Behind us, the crackle of fire spread, and I could hear the screams of the sleeping castle.
I translated to the queen that I would take the prince. She nodded, but looked concerned.
Jules swung up into the saddle, the horse moving and stamping. “I know buddy,” I whispered as I patted the horse’s nose to calm him while they got the prince hoisted in front of Jules. I turned to see the queen just standing there, clasping her black shawl around her f
ancy dress. When she had time to get dressed I never knew; had she, even? She was looking from me to Piers.
“Oh, for fuck’s sake, do I have to do everything around here?” I murmured, knowing only Jules could understand me. I tossed the reigns to Piers.
I hooked my arm under the prince’s shoulders and lifted him towards Jules, who leaned over to pull him into the saddle. Behind me, Piers mumbled to the queen and appeared on the other sided of Jules’ horse to help us. The prince was awake, but weak, very weak, and his grip slipped twice, sending Piers tumbling to the ground.
Once the prince was firmly seated in front of me, I turned to see the queen still standing there, waiting. I barked at her in French, commanding her to mount her horse, and though she blinked at me for a minute she readily obeyed.
Jules was already mounted and offered her hand to Piers, who wasted no time in climbing into the primitive saddle behind her. I wondered if the young boy even knew how to ride at that point, but of course, he did, didn’t everyone in this time?
“Hold on tight,” I told the prince in French, even though he probably couldn’t hear me.
It really was like riding a bike. Everything came back to me, from the way I tucked my legs around the belly to the feel of the reigns in my hand. What I wouldn’t give for stirrups about now. My other hand gripped the prince’s slim waist, holding him firmly on the saddle.
“Lead the way,” Jules urged behind me.
“Mistress?” Piers’ voice behind Jules was timid and terrified.
“Chateau de Falaise,” the queen said. She pointed to the Northwest, the opposite direction from the budding daylight. The queen dug her heels in and swung the horse’s head around, taking the lead.

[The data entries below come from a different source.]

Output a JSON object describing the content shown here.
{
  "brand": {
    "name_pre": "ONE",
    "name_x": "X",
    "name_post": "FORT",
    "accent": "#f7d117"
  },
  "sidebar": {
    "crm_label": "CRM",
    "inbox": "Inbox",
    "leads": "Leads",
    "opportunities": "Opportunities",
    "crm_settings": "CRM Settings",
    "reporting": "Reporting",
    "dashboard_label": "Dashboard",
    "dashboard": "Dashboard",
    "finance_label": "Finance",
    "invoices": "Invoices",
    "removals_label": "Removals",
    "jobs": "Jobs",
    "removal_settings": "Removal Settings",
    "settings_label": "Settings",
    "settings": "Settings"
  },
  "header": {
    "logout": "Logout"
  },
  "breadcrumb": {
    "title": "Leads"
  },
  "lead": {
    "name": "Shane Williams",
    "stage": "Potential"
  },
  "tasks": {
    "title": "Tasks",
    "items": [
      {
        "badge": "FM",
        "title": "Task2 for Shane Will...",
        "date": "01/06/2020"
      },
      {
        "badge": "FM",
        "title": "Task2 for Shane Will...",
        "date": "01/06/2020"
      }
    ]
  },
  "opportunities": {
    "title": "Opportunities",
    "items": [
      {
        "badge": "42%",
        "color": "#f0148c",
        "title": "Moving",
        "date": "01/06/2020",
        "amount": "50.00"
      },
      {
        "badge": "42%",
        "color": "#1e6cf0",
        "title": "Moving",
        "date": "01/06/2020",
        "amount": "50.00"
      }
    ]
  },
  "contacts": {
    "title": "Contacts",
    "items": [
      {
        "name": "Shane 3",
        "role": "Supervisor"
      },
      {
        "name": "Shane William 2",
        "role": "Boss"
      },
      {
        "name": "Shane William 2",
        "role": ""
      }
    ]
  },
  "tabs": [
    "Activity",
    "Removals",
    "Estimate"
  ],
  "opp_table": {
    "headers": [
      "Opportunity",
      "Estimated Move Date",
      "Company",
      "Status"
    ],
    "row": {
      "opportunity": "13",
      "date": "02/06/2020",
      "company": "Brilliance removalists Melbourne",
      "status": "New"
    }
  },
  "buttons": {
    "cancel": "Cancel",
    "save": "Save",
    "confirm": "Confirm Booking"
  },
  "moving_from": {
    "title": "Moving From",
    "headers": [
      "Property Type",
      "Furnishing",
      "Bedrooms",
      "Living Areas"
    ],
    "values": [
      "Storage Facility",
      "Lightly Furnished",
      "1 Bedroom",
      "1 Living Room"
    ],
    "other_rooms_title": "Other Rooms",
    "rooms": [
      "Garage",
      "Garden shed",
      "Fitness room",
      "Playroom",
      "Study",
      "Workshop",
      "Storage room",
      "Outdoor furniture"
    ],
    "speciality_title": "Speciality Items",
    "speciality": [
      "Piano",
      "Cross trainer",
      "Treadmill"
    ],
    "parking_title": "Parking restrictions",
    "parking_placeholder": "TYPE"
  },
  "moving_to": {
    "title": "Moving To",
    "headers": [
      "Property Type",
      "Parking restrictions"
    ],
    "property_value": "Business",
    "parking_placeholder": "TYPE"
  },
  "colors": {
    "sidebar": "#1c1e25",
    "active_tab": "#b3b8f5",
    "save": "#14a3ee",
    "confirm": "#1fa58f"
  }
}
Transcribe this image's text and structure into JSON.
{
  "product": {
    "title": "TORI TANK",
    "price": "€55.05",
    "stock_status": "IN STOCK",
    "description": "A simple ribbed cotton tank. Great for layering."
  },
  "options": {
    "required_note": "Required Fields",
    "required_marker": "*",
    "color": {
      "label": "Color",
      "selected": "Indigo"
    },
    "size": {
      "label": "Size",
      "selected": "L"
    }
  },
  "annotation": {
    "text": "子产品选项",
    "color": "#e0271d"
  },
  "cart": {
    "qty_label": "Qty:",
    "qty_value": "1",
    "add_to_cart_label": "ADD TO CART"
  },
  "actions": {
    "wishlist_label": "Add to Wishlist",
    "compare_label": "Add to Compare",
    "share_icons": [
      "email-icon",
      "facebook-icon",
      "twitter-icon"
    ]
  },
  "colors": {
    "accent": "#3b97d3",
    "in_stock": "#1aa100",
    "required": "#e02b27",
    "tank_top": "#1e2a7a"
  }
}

I recognized that name somewhere. Someone famous was born there, died there? Maybe lived there? I couldn’t remember. Where were we heading? I exchanged a look with my sister, as she stared beyond the great hall, where the chapel used to be, but now flames rose high, and the crackling was unmistakable. In the early dawn, she turned and looked at me, and I saw a tear slip down her cheek.
“How will we get home now, Gill?” Her plea was unmistakable.